Logo
Wydrukuj tę stronę

Macierewicz najgorszym ministrem obrony?

Macierewicz najgorszym ministrem obrony?

Sejmowe spotkane ws. wotum nieufności dla Antoniego Macierewicza, to spora lista zarzutów, które wyliczali politycy Platformy Obywatelskiej. Tomasz Siemoniak wyliczał kolejno: czystki na stanowiskach w wojsku, częste zamieszanie z zakupami sprzętu, obsadzanie stanowisk znajomymi, oraz członkami rodzin, aferę z byłym rzecznikiem MON Bartłomiejem Misiewiczem, jak również szefem podkomisji smoleńskiej Wacławem Berczyńskim.

 

- ,,Mamy do czynienia z najgorszym ministrem obrony po 1989 roku. Dalsze trwanie Macierewicza na stanowisku grozi obronności Polski (...) To pan, panie prezesie, wypuścił tego dżina z butelki. Butelka jest w pańskich rękach, my mamy korek. Schowajmy tego dżina z powrotem’’ - mówił Siemoniak do Jarosława Kaczyńskiego.

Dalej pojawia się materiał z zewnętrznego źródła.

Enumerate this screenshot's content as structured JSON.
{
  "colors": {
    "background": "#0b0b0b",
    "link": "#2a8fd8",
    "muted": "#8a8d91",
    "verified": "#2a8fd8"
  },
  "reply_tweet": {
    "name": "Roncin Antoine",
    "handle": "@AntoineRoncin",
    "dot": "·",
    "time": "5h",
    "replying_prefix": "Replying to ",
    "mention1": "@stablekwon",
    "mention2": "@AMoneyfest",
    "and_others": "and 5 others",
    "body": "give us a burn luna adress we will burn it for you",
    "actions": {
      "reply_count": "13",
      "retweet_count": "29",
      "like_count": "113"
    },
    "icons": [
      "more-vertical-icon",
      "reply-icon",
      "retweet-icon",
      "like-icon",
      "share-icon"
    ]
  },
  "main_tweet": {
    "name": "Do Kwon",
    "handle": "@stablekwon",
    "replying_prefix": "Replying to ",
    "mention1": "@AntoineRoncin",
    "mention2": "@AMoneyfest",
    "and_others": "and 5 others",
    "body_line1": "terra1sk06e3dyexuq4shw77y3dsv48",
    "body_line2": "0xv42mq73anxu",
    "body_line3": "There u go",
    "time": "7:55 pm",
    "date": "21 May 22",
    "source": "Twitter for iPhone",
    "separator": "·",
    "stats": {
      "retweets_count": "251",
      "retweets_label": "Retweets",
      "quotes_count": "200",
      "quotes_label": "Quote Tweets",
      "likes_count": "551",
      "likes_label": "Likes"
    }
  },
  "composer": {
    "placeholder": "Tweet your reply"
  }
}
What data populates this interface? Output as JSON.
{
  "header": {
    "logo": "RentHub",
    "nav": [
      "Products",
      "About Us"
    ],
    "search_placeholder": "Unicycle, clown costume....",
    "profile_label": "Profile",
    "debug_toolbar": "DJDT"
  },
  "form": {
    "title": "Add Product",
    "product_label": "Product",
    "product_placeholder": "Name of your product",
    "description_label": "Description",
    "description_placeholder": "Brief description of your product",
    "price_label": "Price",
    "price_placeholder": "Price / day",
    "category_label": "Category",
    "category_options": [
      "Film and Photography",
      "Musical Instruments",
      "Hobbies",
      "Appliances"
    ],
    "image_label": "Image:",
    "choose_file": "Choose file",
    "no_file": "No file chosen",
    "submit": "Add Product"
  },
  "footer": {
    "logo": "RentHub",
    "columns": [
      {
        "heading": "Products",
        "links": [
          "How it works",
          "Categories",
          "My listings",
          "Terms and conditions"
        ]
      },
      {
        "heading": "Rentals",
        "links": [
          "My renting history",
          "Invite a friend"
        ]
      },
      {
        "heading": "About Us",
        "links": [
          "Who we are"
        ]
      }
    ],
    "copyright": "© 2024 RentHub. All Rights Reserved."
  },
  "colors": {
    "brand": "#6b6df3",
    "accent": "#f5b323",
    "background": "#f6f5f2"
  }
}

Prezes PiS jednak nie zabrał głosu. Biorąc pod uwagę fakt, iż w takich sytuacjach najczęściej głos zabierają szefowie klubów lub partii tym razem obrońcą szefa MON był wiceminister obrony Michał Dworczyk.

Fakt, iż Kaczyński w ogóle nie zabrał głosu, a premier Beata Szydło zamiast odnieść się do osoby Macierewicza skupiła się na kwestiach bezpieczeństwa może oznaczać, że działania Antoniego Macierewicza nie koniecznie podobają się niektórym politykom PiS.